Surrey County Council (23 021 318)
The Ombudsman's final decision:
Summary: We will not investigate this complaint about information the Council sent the local planning authority in connection with applications and enforcement action which Planning Inspectors later decided on appeal. There is not enough evidence to show the injustice Mr B claims flows from the Council’s actions rather than the Inspectors’ decisions, so the complaint does not meet the tests in our Assessment Code and it does not warrant us investigating.
The complaint
- Mr B says the Council provided false information to the local planning authority about the school access and attendance of relevant children, for planning applications and enforcement action which the Planning Inspectorate later considered and decided on appeal.
- As a result he says Planning Inspectors granted permission for development they would not have done, and the continued use and development of the relevant land has a significant and avoidable harmful effect on other residents including him and his family.
- He wants the Council to:
- acknowledge its officers’ fraud and unprofessional behaviour;
- admit providing fraudulent evidence which influenced the Planning Inspector’s decisions to approve the development;
- admit discrimination against the residents affected; and
- investigate what happened, review and change its policies and procedures, and issue a public statement on these matters.
The Ombudsman’s role and powers
- We investigate complaints about ‘maladministration’ and ‘service failure’, which we call ‘fault’. We must also consider whether any fault has had an adverse impact on the person making the complaint, which we call ‘injustice’. We provide a free service, but must use public money carefully. We do not start or continue an investigation if we decide:
- any fault has not caused injustice to the person who complained, or
- we cannot achieve the outcome someone wants.
(Local Government Act 1974, section 24A(6), as amended, section 34(B))
How I considered this complaint
- I considered information provided by the complainant, and the Council’s responses to his complaints.
- I considered the Ombudsman’s Assessment Code.
My assessment
- Mr B does not claim specific injustice directly from the Council’s actions but from what he considers to be the results for decisions by the Planning Inspector.

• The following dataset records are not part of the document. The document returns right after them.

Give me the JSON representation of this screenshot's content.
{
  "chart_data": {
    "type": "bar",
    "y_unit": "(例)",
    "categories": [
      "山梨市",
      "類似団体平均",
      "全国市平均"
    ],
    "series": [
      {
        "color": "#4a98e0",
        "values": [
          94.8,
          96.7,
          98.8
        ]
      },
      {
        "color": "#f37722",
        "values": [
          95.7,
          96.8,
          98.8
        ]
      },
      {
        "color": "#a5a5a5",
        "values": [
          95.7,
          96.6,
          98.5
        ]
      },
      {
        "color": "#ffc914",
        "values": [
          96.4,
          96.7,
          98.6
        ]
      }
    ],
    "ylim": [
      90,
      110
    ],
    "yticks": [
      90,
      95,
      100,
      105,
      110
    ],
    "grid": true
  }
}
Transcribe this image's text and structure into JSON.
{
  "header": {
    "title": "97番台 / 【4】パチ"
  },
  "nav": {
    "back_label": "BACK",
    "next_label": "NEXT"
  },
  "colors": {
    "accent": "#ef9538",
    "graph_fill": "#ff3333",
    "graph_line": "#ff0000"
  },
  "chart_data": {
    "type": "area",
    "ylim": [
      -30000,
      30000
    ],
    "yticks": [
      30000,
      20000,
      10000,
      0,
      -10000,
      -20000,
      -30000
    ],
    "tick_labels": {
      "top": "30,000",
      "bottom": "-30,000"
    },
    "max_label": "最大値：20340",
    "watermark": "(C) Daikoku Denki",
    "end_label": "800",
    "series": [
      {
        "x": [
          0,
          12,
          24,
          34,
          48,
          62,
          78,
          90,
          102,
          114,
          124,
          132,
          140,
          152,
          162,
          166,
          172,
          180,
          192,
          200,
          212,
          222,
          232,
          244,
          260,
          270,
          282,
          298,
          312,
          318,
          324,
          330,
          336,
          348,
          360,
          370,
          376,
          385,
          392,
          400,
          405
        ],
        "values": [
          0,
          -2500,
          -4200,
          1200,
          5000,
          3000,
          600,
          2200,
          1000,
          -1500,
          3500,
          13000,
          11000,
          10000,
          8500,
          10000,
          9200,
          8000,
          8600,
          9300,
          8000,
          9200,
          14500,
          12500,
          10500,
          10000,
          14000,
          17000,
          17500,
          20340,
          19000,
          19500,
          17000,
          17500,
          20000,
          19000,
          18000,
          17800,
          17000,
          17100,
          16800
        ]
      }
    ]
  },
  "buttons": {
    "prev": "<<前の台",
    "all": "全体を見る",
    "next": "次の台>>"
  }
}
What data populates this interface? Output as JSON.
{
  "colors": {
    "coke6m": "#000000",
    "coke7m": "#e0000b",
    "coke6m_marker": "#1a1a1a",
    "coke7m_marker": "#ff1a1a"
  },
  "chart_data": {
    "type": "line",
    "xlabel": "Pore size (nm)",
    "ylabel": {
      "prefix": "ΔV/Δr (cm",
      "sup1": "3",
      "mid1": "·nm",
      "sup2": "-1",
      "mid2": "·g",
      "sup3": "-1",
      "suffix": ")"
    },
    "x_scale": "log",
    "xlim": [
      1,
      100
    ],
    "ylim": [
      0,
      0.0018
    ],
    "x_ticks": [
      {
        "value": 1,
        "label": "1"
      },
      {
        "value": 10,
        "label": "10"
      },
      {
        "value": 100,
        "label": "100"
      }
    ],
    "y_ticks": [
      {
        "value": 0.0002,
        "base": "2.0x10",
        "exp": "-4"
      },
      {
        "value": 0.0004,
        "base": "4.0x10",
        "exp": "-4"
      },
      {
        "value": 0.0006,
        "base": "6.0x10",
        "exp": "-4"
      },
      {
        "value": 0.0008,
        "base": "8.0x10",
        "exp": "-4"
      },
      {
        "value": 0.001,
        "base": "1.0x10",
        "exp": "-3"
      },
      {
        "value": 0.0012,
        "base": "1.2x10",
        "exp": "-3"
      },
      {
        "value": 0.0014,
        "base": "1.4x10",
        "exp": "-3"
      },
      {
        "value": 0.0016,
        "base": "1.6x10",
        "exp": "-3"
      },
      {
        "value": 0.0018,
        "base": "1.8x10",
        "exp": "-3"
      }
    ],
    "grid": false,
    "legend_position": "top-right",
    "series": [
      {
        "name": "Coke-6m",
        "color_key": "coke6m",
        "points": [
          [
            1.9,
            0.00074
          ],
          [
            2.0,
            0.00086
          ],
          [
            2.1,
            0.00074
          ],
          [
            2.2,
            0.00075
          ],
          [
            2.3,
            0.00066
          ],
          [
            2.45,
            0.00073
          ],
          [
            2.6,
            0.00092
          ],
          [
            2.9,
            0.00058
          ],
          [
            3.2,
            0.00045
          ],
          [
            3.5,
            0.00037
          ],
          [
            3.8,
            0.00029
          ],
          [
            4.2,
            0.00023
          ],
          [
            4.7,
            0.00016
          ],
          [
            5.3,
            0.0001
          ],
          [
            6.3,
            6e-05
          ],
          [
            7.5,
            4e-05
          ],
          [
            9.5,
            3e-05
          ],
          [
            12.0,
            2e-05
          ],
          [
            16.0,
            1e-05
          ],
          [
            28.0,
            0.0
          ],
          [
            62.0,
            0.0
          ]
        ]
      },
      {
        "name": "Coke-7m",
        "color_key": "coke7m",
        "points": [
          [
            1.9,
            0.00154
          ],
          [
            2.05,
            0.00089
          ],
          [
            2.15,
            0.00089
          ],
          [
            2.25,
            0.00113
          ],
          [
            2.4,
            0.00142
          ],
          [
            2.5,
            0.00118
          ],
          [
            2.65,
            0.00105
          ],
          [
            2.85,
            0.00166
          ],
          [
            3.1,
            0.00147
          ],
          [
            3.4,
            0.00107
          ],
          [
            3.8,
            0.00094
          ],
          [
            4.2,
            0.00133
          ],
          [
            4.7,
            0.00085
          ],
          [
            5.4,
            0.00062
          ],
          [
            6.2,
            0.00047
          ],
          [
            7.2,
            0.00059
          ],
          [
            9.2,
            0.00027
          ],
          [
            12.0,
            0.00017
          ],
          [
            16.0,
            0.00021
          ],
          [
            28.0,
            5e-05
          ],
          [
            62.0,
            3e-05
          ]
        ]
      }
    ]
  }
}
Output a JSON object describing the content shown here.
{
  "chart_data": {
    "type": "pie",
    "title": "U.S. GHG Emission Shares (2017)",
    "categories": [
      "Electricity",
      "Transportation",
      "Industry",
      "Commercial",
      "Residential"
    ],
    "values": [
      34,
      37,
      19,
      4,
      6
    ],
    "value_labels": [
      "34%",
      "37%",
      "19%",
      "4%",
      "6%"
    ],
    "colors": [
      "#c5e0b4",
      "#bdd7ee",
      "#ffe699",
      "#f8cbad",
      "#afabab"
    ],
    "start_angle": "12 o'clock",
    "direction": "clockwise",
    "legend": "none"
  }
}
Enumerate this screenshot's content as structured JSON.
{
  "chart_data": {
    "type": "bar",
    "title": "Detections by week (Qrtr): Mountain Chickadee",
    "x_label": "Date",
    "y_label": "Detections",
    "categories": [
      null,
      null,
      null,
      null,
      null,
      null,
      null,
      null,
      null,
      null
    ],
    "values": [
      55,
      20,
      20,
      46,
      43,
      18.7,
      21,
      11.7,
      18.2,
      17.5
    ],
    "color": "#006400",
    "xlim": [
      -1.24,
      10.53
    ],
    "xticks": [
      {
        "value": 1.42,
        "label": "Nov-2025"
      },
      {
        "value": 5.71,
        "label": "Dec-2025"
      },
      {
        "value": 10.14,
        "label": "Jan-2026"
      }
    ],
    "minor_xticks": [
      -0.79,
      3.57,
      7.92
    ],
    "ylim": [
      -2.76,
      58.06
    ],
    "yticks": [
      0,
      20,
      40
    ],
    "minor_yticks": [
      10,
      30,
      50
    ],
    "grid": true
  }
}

- We, however, cannot do the same as the Inspector’s decisions are more complex. Although they may have given significant weight to access to education for applicants’ and other occupiers’ children, we could not say on balance it was a decisive reason.
- Planning decisions must take into account all material planning considerations and usually reflect a balancing exercise by the authority, or by a Planning Inspector on appeal. The Inspector’s decision Mr B sent us with his complaint plainly sets out the principle that the personal needs of applicants may or may not outweigh harm to a site or its surroundings. That appeal decision sets out the Inspector’s balancing and reasons for their decision in 54 paragraphs covering a range of factors. It is likely any other appeal decisions on related applications and enforcement action will have done the same.
- We could not say on balance the Council’s actions led to the claimed injustice, as any injustice flows from the Inspectors’ decisions which we cannot investigate. So we do not need to consider further whether the Council was at fault in some way. It follows we cannot achieve the result Mr B wants.
Final decision
- We will not investigate Mr B’s complaint because there is not enough evidence to show the injustice in his complaint flows from the Council’s actions rather than decisions the Council is not responsible for. The complaint does not therefore meet the tests in our Assessment Code and does not warrant us investigating.